The turn onto Haskell meant the end was mercifully near. I still had to pass the delicious glue fumes from a cabinet shop at mile 24, and deal with the tease of hearing the finish line announcer's voice echoing through Fair Park with more than a mile and a half to go. I saw my third Marathon Maniacs photographer of the day and switched to running just long enough for him to get the shot and for me to tell him, "Make it look good." I'm sure I was never as happy to be done with something as when I finished.

WHAT ELSE?
I ran this race to complete the trifecta after running the half and 5K in previous years, and to knock out another race in the Four Seasons Half Marathon Challenge. Other than that, there's no reason to run this.

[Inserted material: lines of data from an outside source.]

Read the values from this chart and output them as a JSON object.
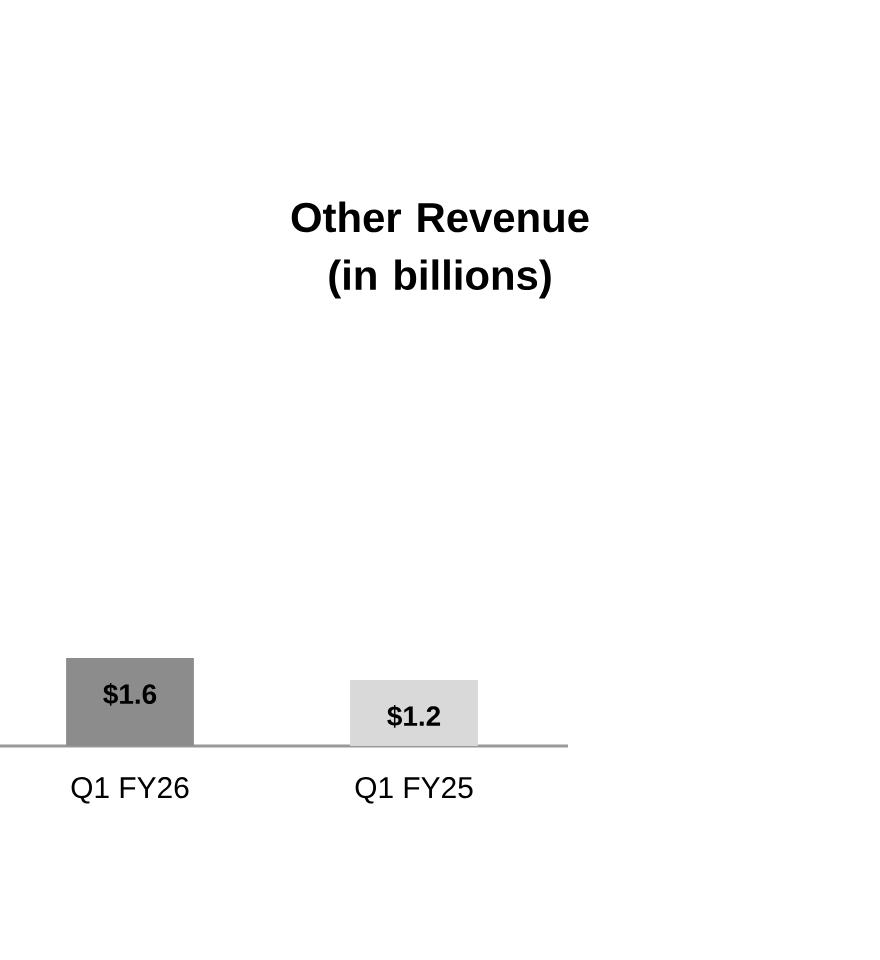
{
  "chart_data": {
    "type": "bar",
    "title": "Other Revenue (in billions)",
    "categories": [
      "Q1 FY26",
      "Q1 FY25"
    ],
    "values": [
      1.6,
      1.2
    ],
    "colors": [
      "#8c8c8c",
      "#d9d9d9"
    ],
    "value_labels": [
      "$1.6",
      "$1.2"
    ]
  }
}
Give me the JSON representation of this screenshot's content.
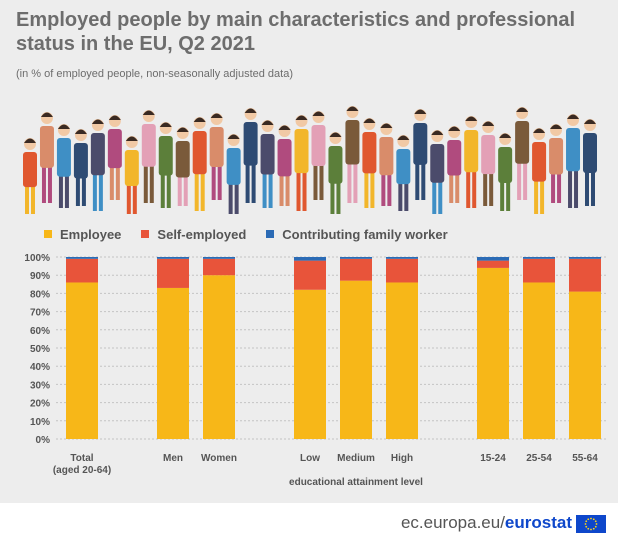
{
  "title": "Employed people by main characteristics and professional status in the EU, Q2 2021",
  "subtitle": "(in % of employed people, non-seasonally adjusted data)",
  "footer": {
    "site": "ec.europa.eu/",
    "brand": "eurostat"
  },
  "colors": {
    "employee": "#f7b718",
    "self_employed": "#e8543a",
    "family_worker": "#2b6bb5"
  },
  "chart_data": {
    "type": "bar",
    "stacked": true,
    "title": "Employed people by main characteristics and professional status in the EU, Q2 2021",
    "ylabel": "",
    "ylim": [
      0,
      100
    ],
    "yticks": [
      "0%",
      "10%",
      "20%",
      "30%",
      "40%",
      "50%",
      "60%",
      "70%",
      "80%",
      "90%",
      "100%"
    ],
    "categories": [
      "Total (aged 20-64)",
      "Men",
      "Women",
      "Low",
      "Medium",
      "High",
      "15-24",
      "25-54",
      "55-64"
    ],
    "category_labels": [
      [
        "Total",
        "(aged 20-64)"
      ],
      [
        "Men"
      ],
      [
        "Women"
      ],
      [
        "Low"
      ],
      [
        "Medium"
      ],
      [
        "High"
      ],
      [
        "15-24"
      ],
      [
        "25-54"
      ],
      [
        "55-64"
      ]
    ],
    "group_label": [
      "educational",
      "attainment level"
    ],
    "series": [
      {
        "name": "Employee",
        "values": [
          86,
          83,
          90,
          82,
          87,
          86,
          94,
          86,
          81
        ]
      },
      {
        "name": "Self-employed",
        "values": [
          13,
          16,
          9,
          16,
          12,
          13,
          4,
          13,
          18
        ]
      },
      {
        "name": "Contributing family worker",
        "values": [
          1,
          1,
          1,
          2,
          1,
          1,
          2,
          1,
          1
        ]
      }
    ],
    "legend_position": "top-left",
    "grid": true
  }
}
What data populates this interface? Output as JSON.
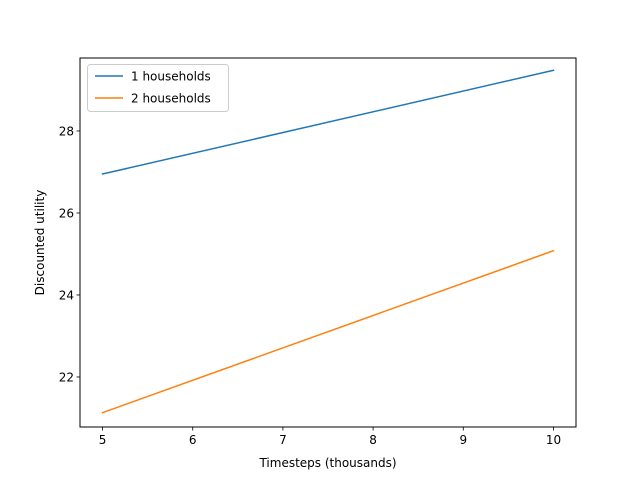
{
  "chart_data": {
    "type": "line",
    "xlabel": "Timesteps (thousands)",
    "ylabel": "Discounted utility",
    "xlim": [
      4.75,
      10.25
    ],
    "ylim": [
      20.78,
      29.78
    ],
    "xticks": [
      5,
      6,
      7,
      8,
      9,
      10
    ],
    "yticks": [
      22,
      24,
      26,
      28
    ],
    "grid": false,
    "legend_position": "top-left",
    "series": [
      {
        "name": "1 households",
        "color": "#1f77b4",
        "x": [
          5,
          10
        ],
        "y": [
          26.95,
          29.48
        ]
      },
      {
        "name": "2 households",
        "color": "#ff7f0e",
        "x": [
          5,
          10
        ],
        "y": [
          21.13,
          25.08
        ]
      }
    ]
  }
}
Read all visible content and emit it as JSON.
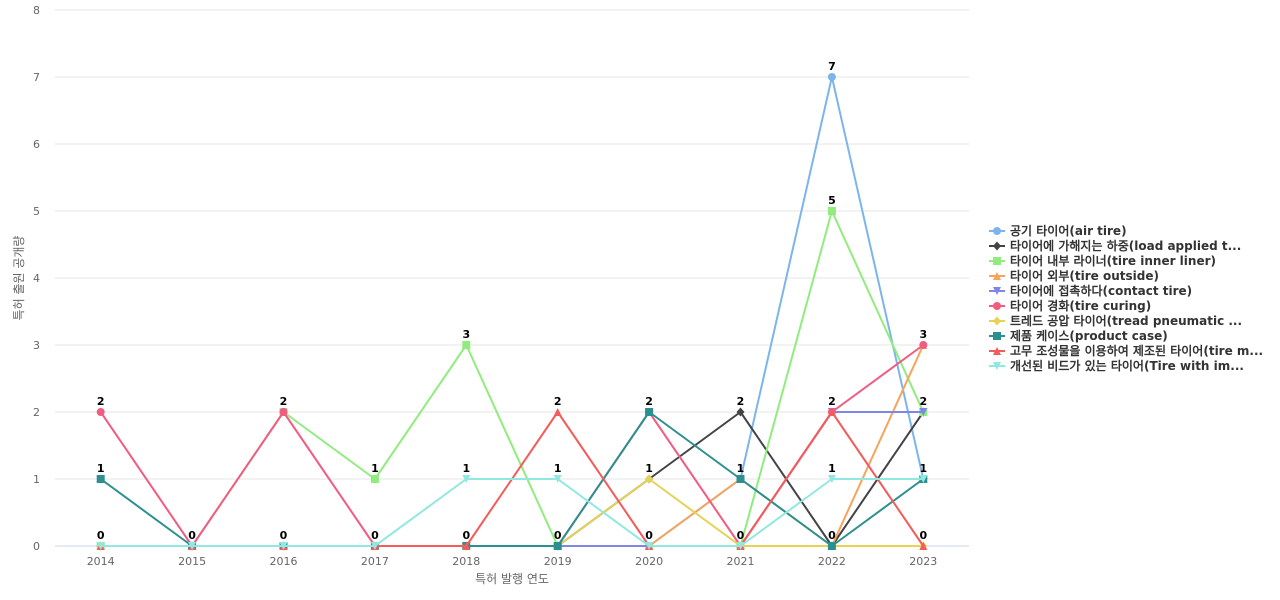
{
  "chart_data": {
    "type": "line",
    "title": "",
    "xlabel": "특허 발행 연도",
    "ylabel": "특허 출원 공개량",
    "ylim": [
      0,
      8
    ],
    "yticks": [
      0,
      1,
      2,
      3,
      4,
      5,
      6,
      7,
      8
    ],
    "categories": [
      "2014",
      "2015",
      "2016",
      "2017",
      "2018",
      "2019",
      "2020",
      "2021",
      "2022",
      "2023"
    ],
    "grid": true,
    "legend_position": "right",
    "series": [
      {
        "name": "공기 타이어(air tire)",
        "color": "#7cb5ec",
        "marker": "circle",
        "values": [
          0,
          0,
          0,
          0,
          0,
          0,
          0,
          1,
          7,
          1
        ]
      },
      {
        "name": "타이어에 가해지는 하중(load applied t...",
        "color": "#434348",
        "marker": "diamond",
        "values": [
          0,
          0,
          0,
          0,
          0,
          0,
          1,
          2,
          0,
          2
        ]
      },
      {
        "name": "타이어 내부 라이너(tire inner liner)",
        "color": "#90ed7d",
        "marker": "square",
        "values": [
          0,
          0,
          2,
          1,
          3,
          0,
          0,
          0,
          5,
          2
        ]
      },
      {
        "name": "타이어 외부(tire outside)",
        "color": "#f7a35c",
        "marker": "triangle",
        "values": [
          0,
          0,
          0,
          0,
          0,
          0,
          0,
          1,
          0,
          3
        ]
      },
      {
        "name": "타이어에 접촉하다(contact tire)",
        "color": "#8085e9",
        "marker": "triangle-down",
        "values": [
          0,
          0,
          0,
          0,
          0,
          0,
          0,
          0,
          2,
          2
        ]
      },
      {
        "name": "타이어 경화(tire curing)",
        "color": "#f15c80",
        "marker": "circle",
        "values": [
          2,
          0,
          2,
          0,
          0,
          0,
          2,
          0,
          2,
          3
        ]
      },
      {
        "name": "트레드 공압 타이어(tread pneumatic ...",
        "color": "#e4d354",
        "marker": "diamond",
        "values": [
          0,
          0,
          0,
          0,
          0,
          0,
          1,
          0,
          0,
          0
        ]
      },
      {
        "name": "제품 케이스(product case)",
        "color": "#2b908f",
        "marker": "square",
        "values": [
          1,
          0,
          0,
          0,
          0,
          0,
          2,
          1,
          0,
          1
        ]
      },
      {
        "name": "고무 조성물을 이용하여 제조된 타이어(tire m...",
        "color": "#f45b5b",
        "marker": "triangle",
        "values": [
          0,
          0,
          0,
          0,
          0,
          2,
          0,
          0,
          2,
          0
        ]
      },
      {
        "name": "개선된 비드가 있는 타이어(Tire with im...",
        "color": "#91e8e1",
        "marker": "triangle-down",
        "values": [
          0,
          0,
          0,
          0,
          1,
          1,
          0,
          0,
          1,
          1
        ]
      }
    ],
    "point_labels": [
      {
        "x": "2014",
        "y": 2,
        "text": "2"
      },
      {
        "x": "2014",
        "y": 1,
        "text": "1"
      },
      {
        "x": "2014",
        "y": 0,
        "text": "0"
      },
      {
        "x": "2015",
        "y": 0,
        "text": "0"
      },
      {
        "x": "2016",
        "y": 2,
        "text": "2"
      },
      {
        "x": "2016",
        "y": 0,
        "text": "0"
      },
      {
        "x": "2017",
        "y": 1,
        "text": "1"
      },
      {
        "x": "2017",
        "y": 0,
        "text": "0"
      },
      {
        "x": "2018",
        "y": 3,
        "text": "3"
      },
      {
        "x": "2018",
        "y": 1,
        "text": "1"
      },
      {
        "x": "2018",
        "y": 0,
        "text": "0"
      },
      {
        "x": "2019",
        "y": 2,
        "text": "2"
      },
      {
        "x": "2019",
        "y": 1,
        "text": "1"
      },
      {
        "x": "2019",
        "y": 0,
        "text": "0"
      },
      {
        "x": "2020",
        "y": 2,
        "text": "2"
      },
      {
        "x": "2020",
        "y": 1,
        "text": "1"
      },
      {
        "x": "2020",
        "y": 0,
        "text": "0"
      },
      {
        "x": "2021",
        "y": 2,
        "text": "2"
      },
      {
        "x": "2021",
        "y": 1,
        "text": "1"
      },
      {
        "x": "2021",
        "y": 0,
        "text": "0"
      },
      {
        "x": "2022",
        "y": 7,
        "text": "7"
      },
      {
        "x": "2022",
        "y": 5,
        "text": "5"
      },
      {
        "x": "2022",
        "y": 2,
        "text": "2"
      },
      {
        "x": "2022",
        "y": 1,
        "text": "1"
      },
      {
        "x": "2022",
        "y": 0,
        "text": "0"
      },
      {
        "x": "2023",
        "y": 3,
        "text": "3"
      },
      {
        "x": "2023",
        "y": 2,
        "text": "2"
      },
      {
        "x": "2023",
        "y": 1,
        "text": "1"
      },
      {
        "x": "2023",
        "y": 0,
        "text": "0"
      }
    ]
  }
}
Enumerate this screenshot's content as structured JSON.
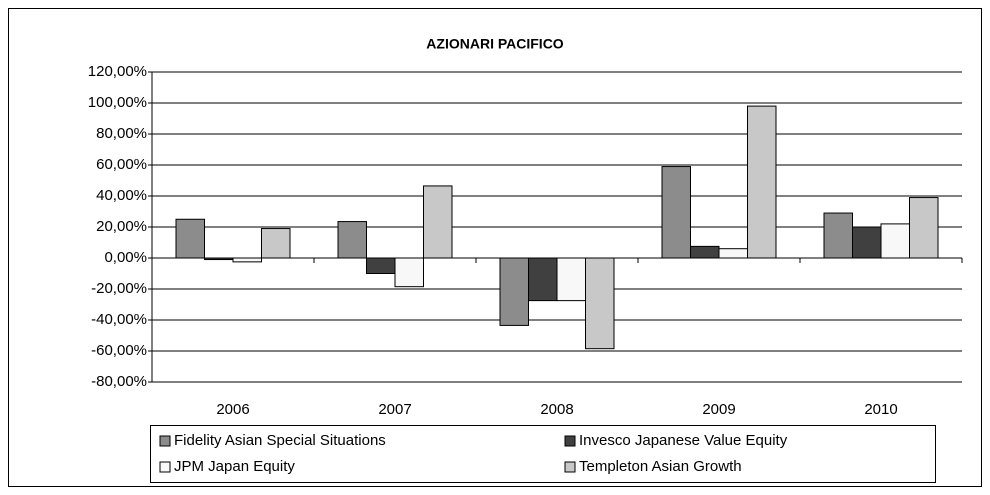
{
  "chart_data": {
    "type": "bar",
    "title": "AZIONARI PACIFICO",
    "categories": [
      "2006",
      "2007",
      "2008",
      "2009",
      "2010"
    ],
    "series": [
      {
        "name": "Fidelity Asian Special Situations",
        "color": "#8c8c8c",
        "values": [
          25,
          23.5,
          -43.5,
          59,
          29
        ]
      },
      {
        "name": "Invesco Japanese Value Equity",
        "color": "#404040",
        "values": [
          -1,
          -10,
          -27.5,
          7.5,
          20
        ]
      },
      {
        "name": "JPM Japan Equity",
        "color": "#f8f8f8",
        "values": [
          -2.5,
          -18.5,
          -27.5,
          6,
          22
        ]
      },
      {
        "name": "Templeton Asian Growth",
        "color": "#c8c8c8",
        "values": [
          19,
          46.5,
          -58.5,
          98,
          39
        ]
      }
    ],
    "ylim": [
      -80,
      120
    ],
    "yticks": [
      {
        "value": -80,
        "label": "-80,00%"
      },
      {
        "value": -60,
        "label": "-60,00%"
      },
      {
        "value": -40,
        "label": "-40,00%"
      },
      {
        "value": -20,
        "label": "-20,00%"
      },
      {
        "value": 0,
        "label": "0,00%"
      },
      {
        "value": 20,
        "label": "20,00%"
      },
      {
        "value": 40,
        "label": "40,00%"
      },
      {
        "value": 60,
        "label": "60,00%"
      },
      {
        "value": 80,
        "label": "80,00%"
      },
      {
        "value": 100,
        "label": "100,00%"
      },
      {
        "value": 120,
        "label": "120,00%"
      }
    ],
    "grid": true,
    "legend": "bottom"
  }
}
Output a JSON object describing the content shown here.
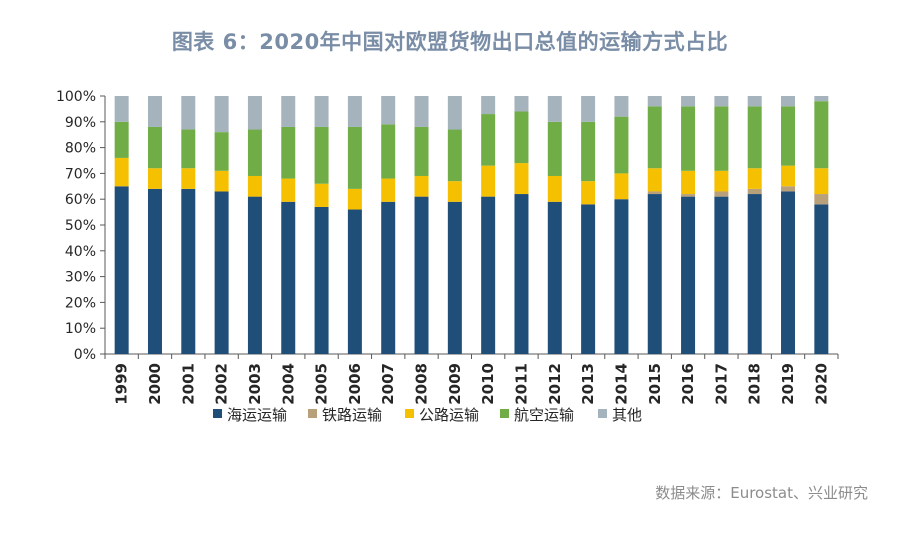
{
  "title": "图表 6：2020年中国对欧盟货物出口总值的运输方式占比",
  "source": "数据来源：Eurostat、兴业研究",
  "chart_data": {
    "type": "bar",
    "stacked": true,
    "title": "图表 6：2020年中国对欧盟货物出口总值的运输方式占比",
    "xlabel": "",
    "ylabel": "",
    "ylim": [
      0,
      100
    ],
    "y_ticks": [
      "0%",
      "10%",
      "20%",
      "30%",
      "40%",
      "50%",
      "60%",
      "70%",
      "80%",
      "90%",
      "100%"
    ],
    "legend_position": "bottom",
    "categories": [
      "1999",
      "2000",
      "2001",
      "2002",
      "2003",
      "2004",
      "2005",
      "2006",
      "2007",
      "2008",
      "2009",
      "2010",
      "2011",
      "2012",
      "2013",
      "2014",
      "2015",
      "2016",
      "2017",
      "2018",
      "2019",
      "2020"
    ],
    "series": [
      {
        "name": "海运运输",
        "color": "#1f4e79",
        "values": [
          65,
          64,
          64,
          63,
          61,
          59,
          57,
          56,
          59,
          61,
          59,
          61,
          62,
          59,
          58,
          60,
          62,
          61,
          61,
          62,
          63,
          58
        ]
      },
      {
        "name": "铁路运输",
        "color": "#b8a07a",
        "values": [
          0,
          0,
          0,
          0,
          0,
          0,
          0,
          0,
          0,
          0,
          0,
          0,
          0,
          0,
          0,
          0,
          1,
          1,
          2,
          2,
          2,
          4
        ]
      },
      {
        "name": "公路运输",
        "color": "#f5c000",
        "values": [
          11,
          8,
          8,
          8,
          8,
          9,
          9,
          8,
          9,
          8,
          8,
          12,
          12,
          10,
          9,
          10,
          9,
          9,
          8,
          8,
          8,
          10
        ]
      },
      {
        "name": "航空运输",
        "color": "#70ad47",
        "values": [
          14,
          16,
          15,
          15,
          18,
          20,
          22,
          24,
          21,
          19,
          20,
          20,
          20,
          21,
          23,
          22,
          24,
          25,
          25,
          24,
          23,
          26
        ]
      },
      {
        "name": "其他",
        "color": "#a5b3bd",
        "values": [
          10,
          12,
          13,
          14,
          13,
          12,
          12,
          12,
          11,
          12,
          13,
          7,
          6,
          10,
          10,
          8,
          4,
          4,
          4,
          4,
          4,
          2
        ]
      }
    ]
  }
}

Put aside the weather; no one can control that (some folks would've voted for a 7 a.m. start, but the year they switch to 7 is the year we get a late ice storm; I had no problem with the start time). It's a difficult course and you've got next to no one out there cheering you on. Some folks may go for the scenery but there are tons of races at White Rock; you can see it any time you want.

SPLITS?
7:06
7:23
7:32
7:06
7:57
7:45
7:44
7:56
7:48
8:15
8:59
8:10
8:33
8:59
10:12
8:59
10:04
10:49
10:37
11:15
12:35
11:15
10:51
12:58
12:12
12:43
9:55 pace last .37

OK, WHAT ABOUT THE REAL REASON WE ALL RUN, THE STUFF?
Entrants got a cotton T-shirt in a rather interesting shade of green, and that's it. Marathon finishers got a white tech shirt and a decent medal:
Trouble is, neither the medal nor the ribbon makes clear what race was run. A co-worker who ran the half told me his medal was half as big, but it's a mere coincidence that anyone would know that.

Post-race food thoughtfully included baked potatoes and pizza, which was apparently restricted to full marathoners only. Membership has its privileges.

WHAT'S NEXT?
White Rock Lake Centennial Half Marathon, May 7.